Writing for the WSJ, Nixon comments that nothing of substance was agreed on the French Riviera to aid the cause of euro survival, but one giant decision was taken that could hasten its demise. Angela Merkel and Nicolas Sarkozy's announcement that Greece is free to leave the euro has transformed the nature of the euro.
"Six weeks to save the euro", European leaders promised the world in September. That deadline passed at last week's Cannes G20 summit with the goal looking further away then ever.

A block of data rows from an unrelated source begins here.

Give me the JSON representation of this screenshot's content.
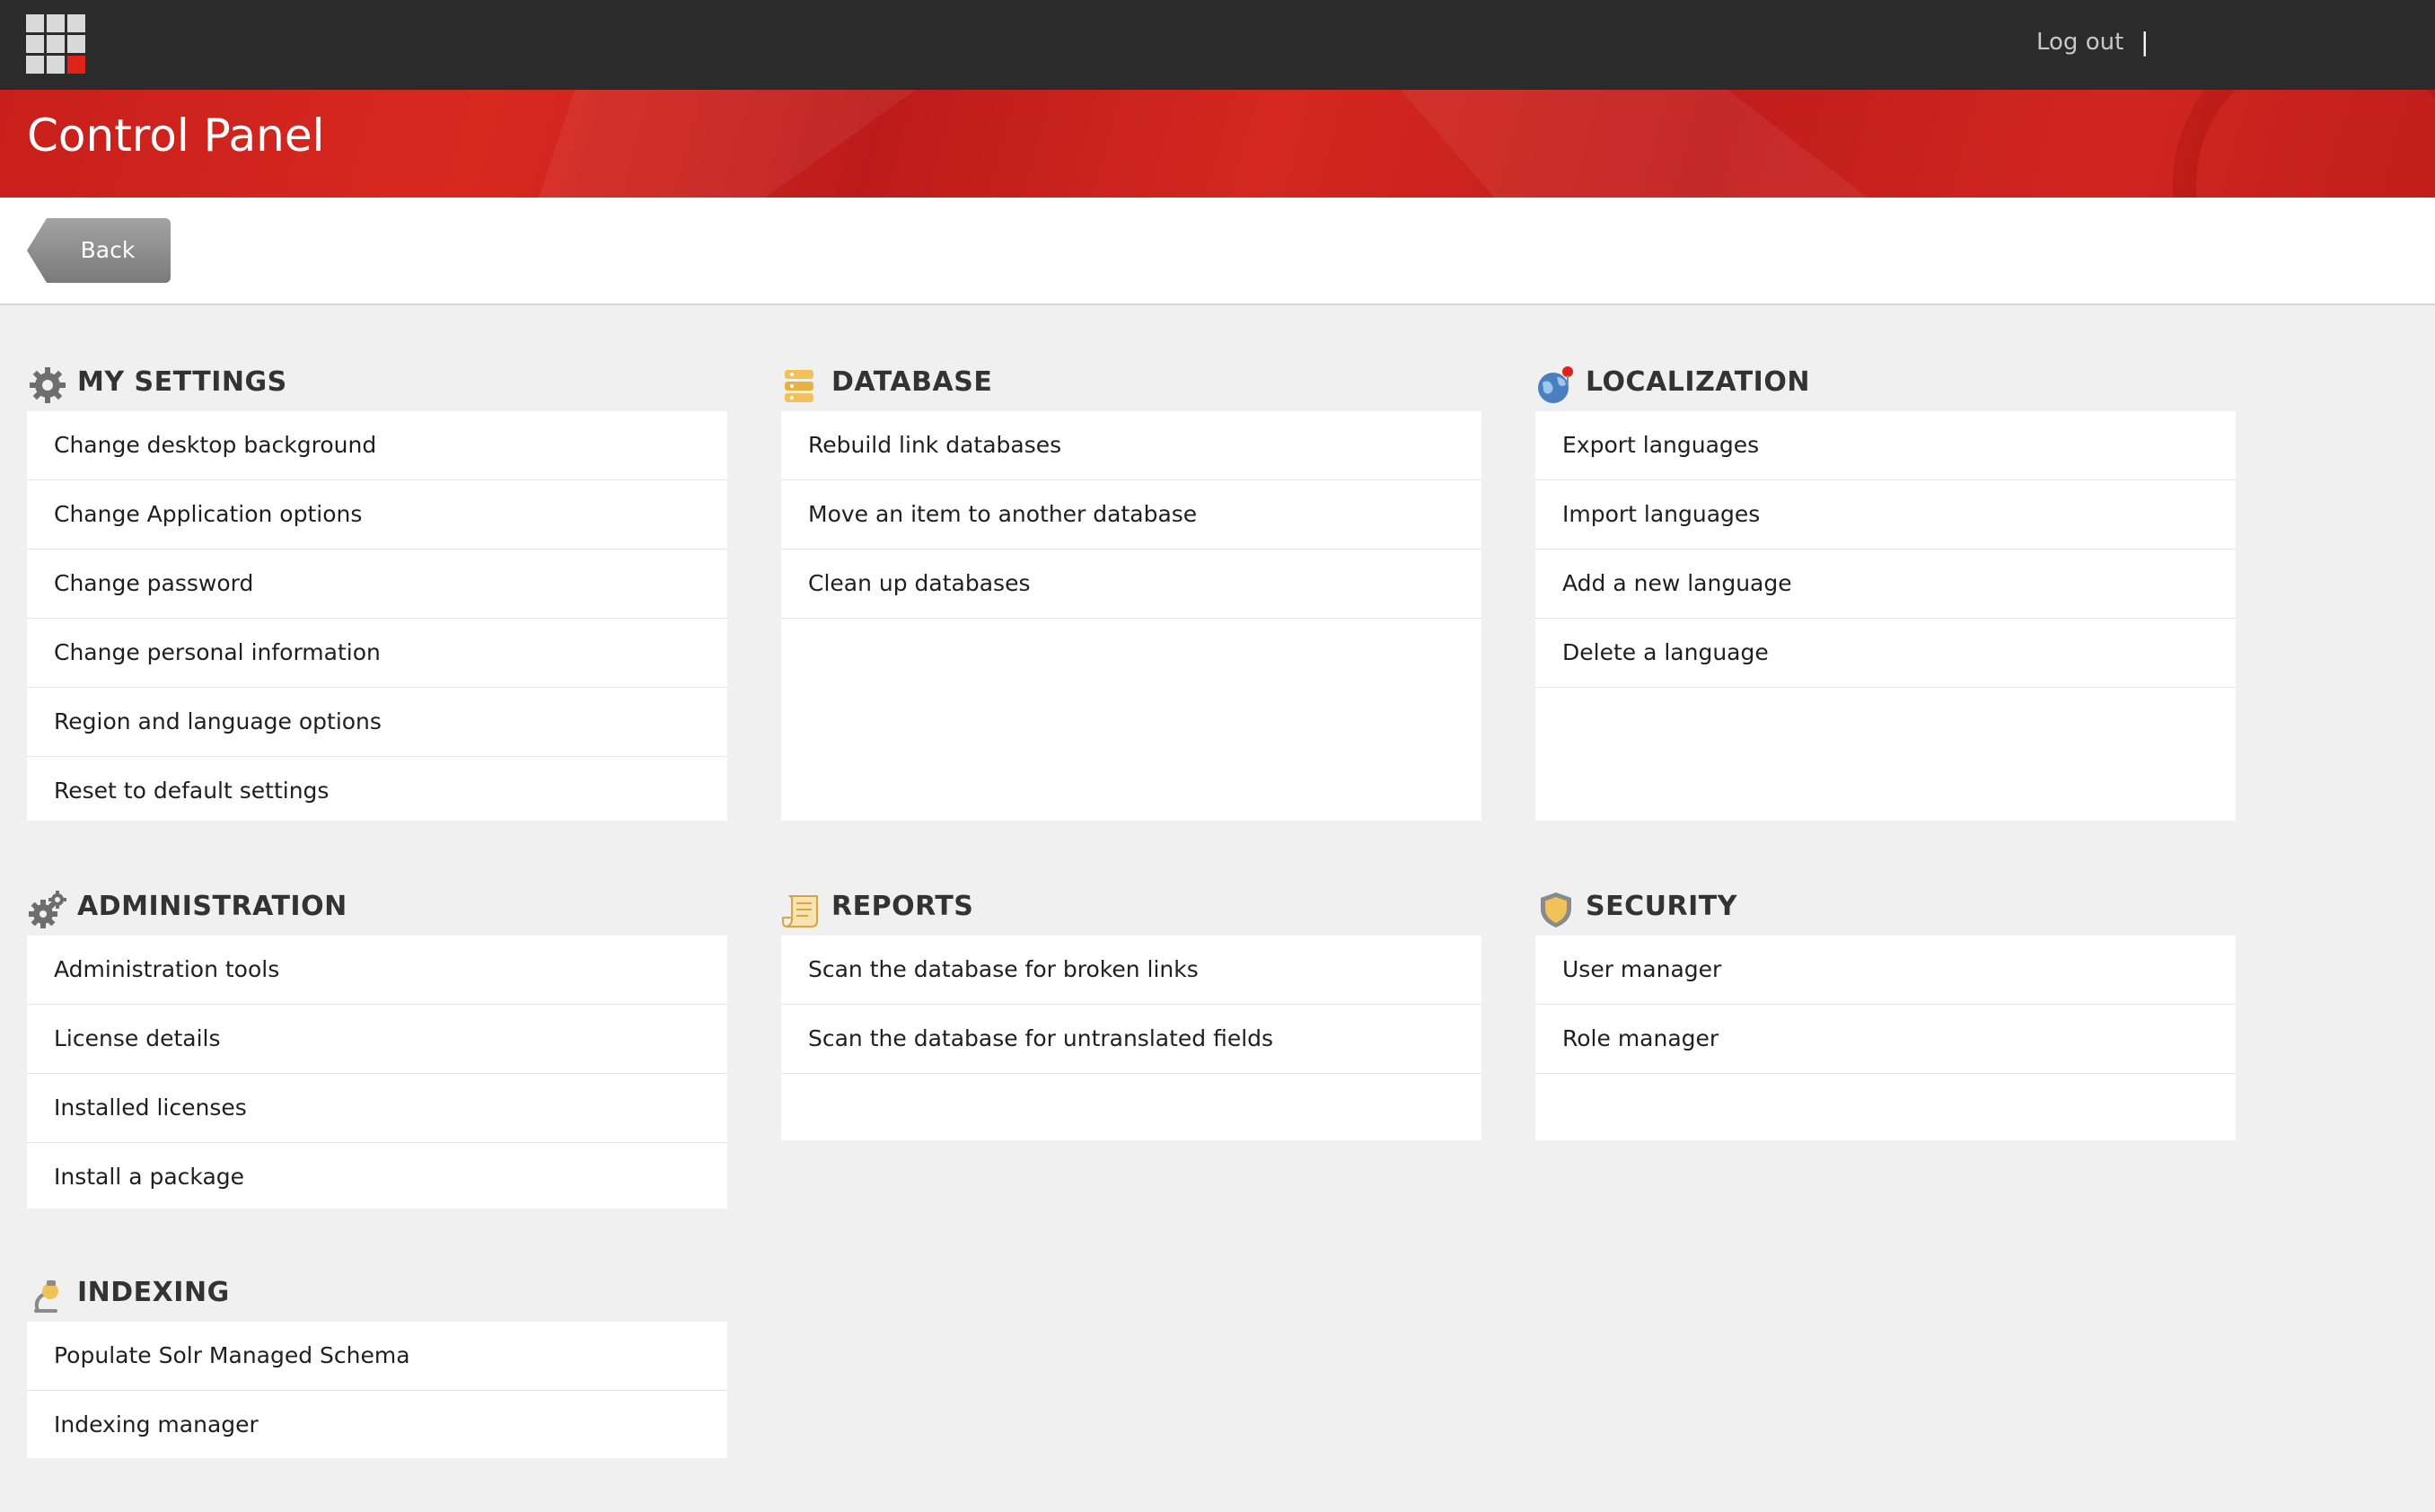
{
  "header": {
    "logout_label": "Log out",
    "separator": "|"
  },
  "banner": {
    "title": "Control Panel"
  },
  "toolbar": {
    "back_label": "Back"
  },
  "sections": {
    "my_settings": {
      "title": "MY SETTINGS",
      "icon": "gear-icon",
      "items": [
        "Change desktop background",
        "Change Application options",
        "Change password",
        "Change personal information",
        "Region and language options",
        "Reset to default settings"
      ]
    },
    "database": {
      "title": "DATABASE",
      "icon": "database-icon",
      "items": [
        "Rebuild link databases",
        "Move an item to another database",
        "Clean up databases"
      ]
    },
    "localization": {
      "title": "LOCALIZATION",
      "icon": "globe-icon",
      "items": [
        "Export languages",
        "Import languages",
        "Add a new language",
        "Delete a language"
      ]
    },
    "administration": {
      "title": "ADMINISTRATION",
      "icon": "gears-icon",
      "items": [
        "Administration tools",
        "License details",
        "Installed licenses",
        "Install a package"
      ]
    },
    "reports": {
      "title": "REPORTS",
      "icon": "scroll-icon",
      "items": [
        "Scan the database for broken links",
        "Scan the database for untranslated fields"
      ]
    },
    "security": {
      "title": "SECURITY",
      "icon": "shield-icon",
      "items": [
        "User manager",
        "Role manager"
      ]
    },
    "indexing": {
      "title": "INDEXING",
      "icon": "microscope-icon",
      "items": [
        "Populate Solr Managed Schema",
        "Indexing manager"
      ]
    }
  },
  "colors": {
    "topbar": "#2b2b2b",
    "banner_red": "#c81f1c",
    "page_bg": "#f0f0f0"
  }
}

The significance of Ms Merkel and Mr Sarkozy's Cannes declaration [that Greece is free to leave the euro] is immense. At a stroke, they have introduced foreign-exchange risk into a sovereign-debt market still grappling with the realisation that eurozone government bonds contain unexpected credit risk. Worse, throughout the crisis, the two leaders said they will do whatever it takes to save the euro. Yet the assurances they've given haven't been worth the paper they were written on: First, there were to be no sovereign defaults; then the first Greek haircut was a "unique situation"; the second Greek haircut followed 12 weeks later; now eurozone exits are possible. No wonder the markets won't lend and China won't invest in Europe's bailout funds. Nothing these leaders say any longer carries any credibility.
All that can end Europe's debt crisis now is evidence that debt burdens are actually falling. Instead, the evidence suggests the eurozone economy is disappearing down a sink-hole. Without any mechanism for fiscal transfers, the weakest economies are being forced to tackle their debt problems through ever greater austerity, leading to a downward spiral.

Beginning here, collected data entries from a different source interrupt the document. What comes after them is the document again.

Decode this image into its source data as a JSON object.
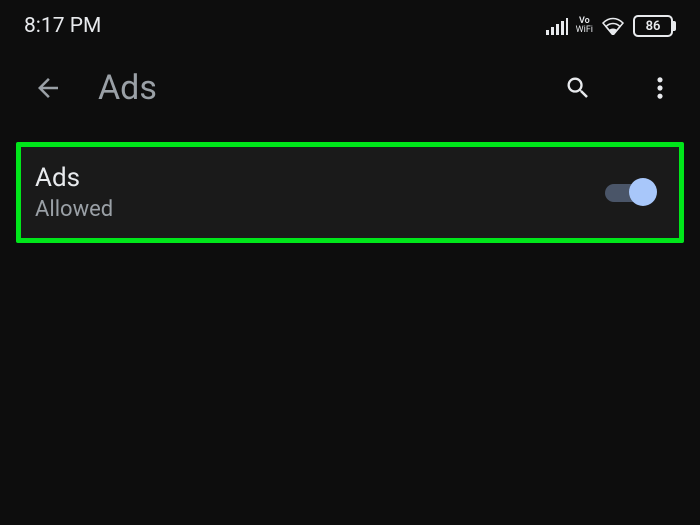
{
  "status_bar": {
    "time": "8:17 PM",
    "volte_top": "Vo",
    "volte_bottom": "WiFi",
    "battery_percent": "86"
  },
  "app_bar": {
    "title": "Ads"
  },
  "setting": {
    "title": "Ads",
    "subtitle": "Allowed",
    "toggle_on": true
  }
}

Meanwhile the disarray in government bond markets has triggered a full-scale institutional run on eurozone banks, which have been shut out of key funding markers. So not only are the weakest countries trapped in an uncompetitive exchange rate but they also face higher borrowing costs too as banks cut back lending, adding to their competitiveness challenge.

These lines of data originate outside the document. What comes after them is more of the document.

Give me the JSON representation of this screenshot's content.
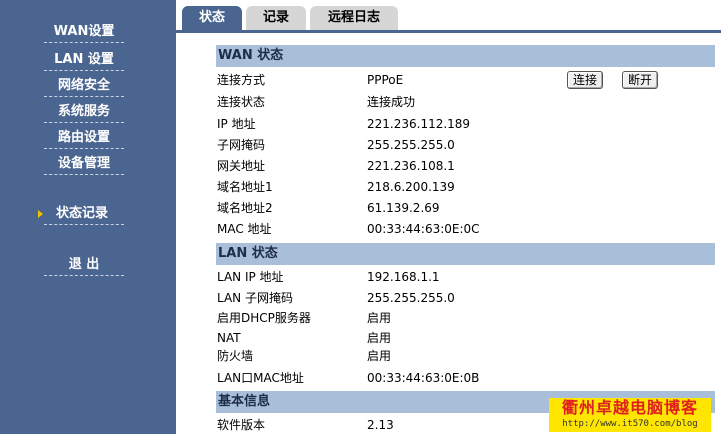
{
  "colors": {
    "sidebar_bg": "#4b6591",
    "section_header_bg": "#a9bed8",
    "tab_inactive_bg": "#d6d6d6",
    "watermark_bg": "#ffe600",
    "watermark_text": "#e02020"
  },
  "sidebar": {
    "items": [
      {
        "label": "WAN设置"
      },
      {
        "label": "LAN 设置"
      },
      {
        "label": "网络安全"
      },
      {
        "label": "系统服务"
      },
      {
        "label": "路由设置"
      },
      {
        "label": "设备管理"
      },
      {
        "label": "状态记录",
        "active": true
      },
      {
        "label": "退 出"
      }
    ]
  },
  "tabs": [
    {
      "label": "状态",
      "active": true
    },
    {
      "label": "记录"
    },
    {
      "label": "远程日志"
    }
  ],
  "wan": {
    "title": "WAN 状态",
    "connect_button": "连接",
    "disconnect_button": "断开",
    "rows": [
      {
        "label": "连接方式",
        "value": "PPPoE"
      },
      {
        "label": "连接状态",
        "value": "连接成功"
      },
      {
        "label": "IP 地址",
        "value": "221.236.112.189"
      },
      {
        "label": "子网掩码",
        "value": "255.255.255.0"
      },
      {
        "label": "网关地址",
        "value": "221.236.108.1"
      },
      {
        "label": "域名地址1",
        "value": "218.6.200.139"
      },
      {
        "label": "域名地址2",
        "value": "61.139.2.69"
      },
      {
        "label": "MAC 地址",
        "value": "00:33:44:63:0E:0C"
      }
    ]
  },
  "lan": {
    "title": "LAN 状态",
    "rows": [
      {
        "label": "LAN IP 地址",
        "value": "192.168.1.1"
      },
      {
        "label": "LAN 子网掩码",
        "value": "255.255.255.0"
      },
      {
        "label": "启用DHCP服务器",
        "value": "启用"
      },
      {
        "label": "NAT",
        "value": "启用"
      },
      {
        "label": "防火墙",
        "value": "启用"
      },
      {
        "label": "LAN口MAC地址",
        "value": "00:33:44:63:0E:0B"
      }
    ]
  },
  "basic": {
    "title": "基本信息",
    "rows": [
      {
        "label": "软件版本",
        "value": "2.13"
      }
    ]
  },
  "watermark": {
    "title": "衢州卓越电脑博客",
    "url": "http://www.it570.com/blog"
  }
}
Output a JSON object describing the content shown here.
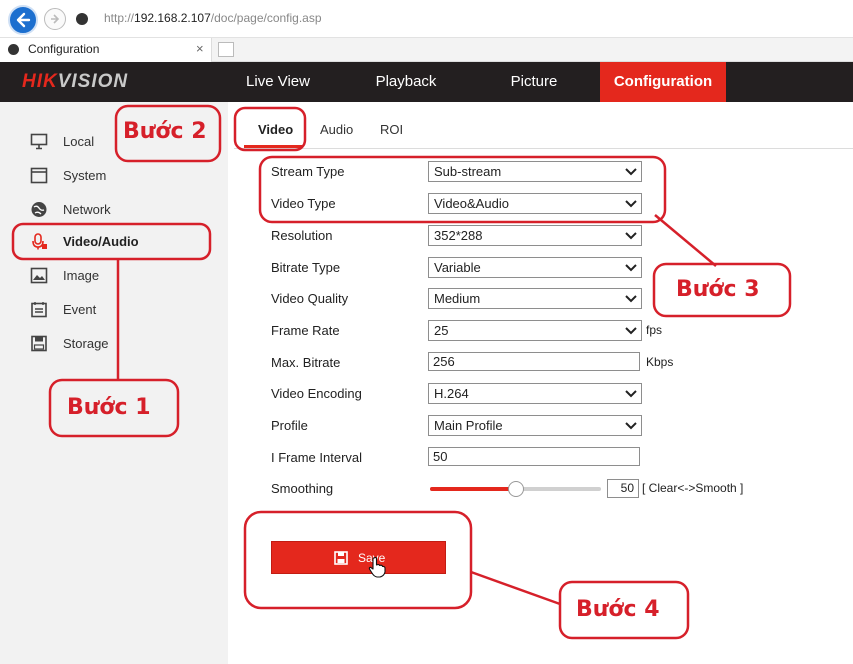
{
  "browser": {
    "url_prefix": "http://",
    "url_host": "192.168.2.107",
    "url_path": "/doc/page/config.asp",
    "tab_title": "Configuration",
    "tab_close": "×"
  },
  "header": {
    "logo_red": "HIK",
    "logo_grey": "VISION",
    "nav": [
      "Live View",
      "Playback",
      "Picture",
      "Configuration"
    ]
  },
  "sidebar": {
    "items": [
      {
        "label": "Local",
        "icon": "monitor-icon"
      },
      {
        "label": "System",
        "icon": "window-icon"
      },
      {
        "label": "Network",
        "icon": "globe-icon"
      },
      {
        "label": "Video/Audio",
        "icon": "microphone-icon"
      },
      {
        "label": "Image",
        "icon": "image-icon"
      },
      {
        "label": "Event",
        "icon": "calendar-icon"
      },
      {
        "label": "Storage",
        "icon": "disk-icon"
      }
    ],
    "active": "Video/Audio"
  },
  "tabs": [
    "Video",
    "Audio",
    "ROI"
  ],
  "form": {
    "stream_type": {
      "label": "Stream Type",
      "value": "Sub-stream"
    },
    "video_type": {
      "label": "Video Type",
      "value": "Video&Audio"
    },
    "resolution": {
      "label": "Resolution",
      "value": "352*288"
    },
    "bitrate_type": {
      "label": "Bitrate Type",
      "value": "Variable"
    },
    "video_quality": {
      "label": "Video Quality",
      "value": "Medium"
    },
    "frame_rate": {
      "label": "Frame Rate",
      "value": "25",
      "unit": "fps"
    },
    "max_bitrate": {
      "label": "Max. Bitrate",
      "value": "256",
      "unit": "Kbps"
    },
    "video_encoding": {
      "label": "Video Encoding",
      "value": "H.264"
    },
    "profile": {
      "label": "Profile",
      "value": "Main Profile"
    },
    "i_frame_interval": {
      "label": "I Frame Interval",
      "value": "50"
    },
    "smoothing": {
      "label": "Smoothing",
      "value": "50",
      "hint": "[ Clear<->Smooth ]",
      "level_percent": 50
    }
  },
  "save_label": "Save",
  "annotations": {
    "step1": "Bước 1",
    "step2": "Bước 2",
    "step3": "Bước 3",
    "step4": "Bước 4",
    "color": "#d6202a"
  },
  "colors": {
    "accent": "#e4281d",
    "header_bg": "#231f20",
    "sidebar_bg": "#f2f2f2"
  }
}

What started as a financial crisis is now a full-blown political crisis in two eurozone states. If the eurozone is to survive, it is now clear it will only do so by increasing its democratic deficit. The economic policies of Southern Europe will in future be dictated by a Brussels-based technocratic elite, which voters will be asked to rubber-stamp on pain of economic ruin. What is also clear is that the one thing that has always seemed vital to any lasting solution to the crisis—large-scale fiscal transfers from Germany to the periphery and a willingness to underwrite future debt—looks less likely than ever. The euro will outlive its six-week deadline, but its long-term survival remains in serious doubt.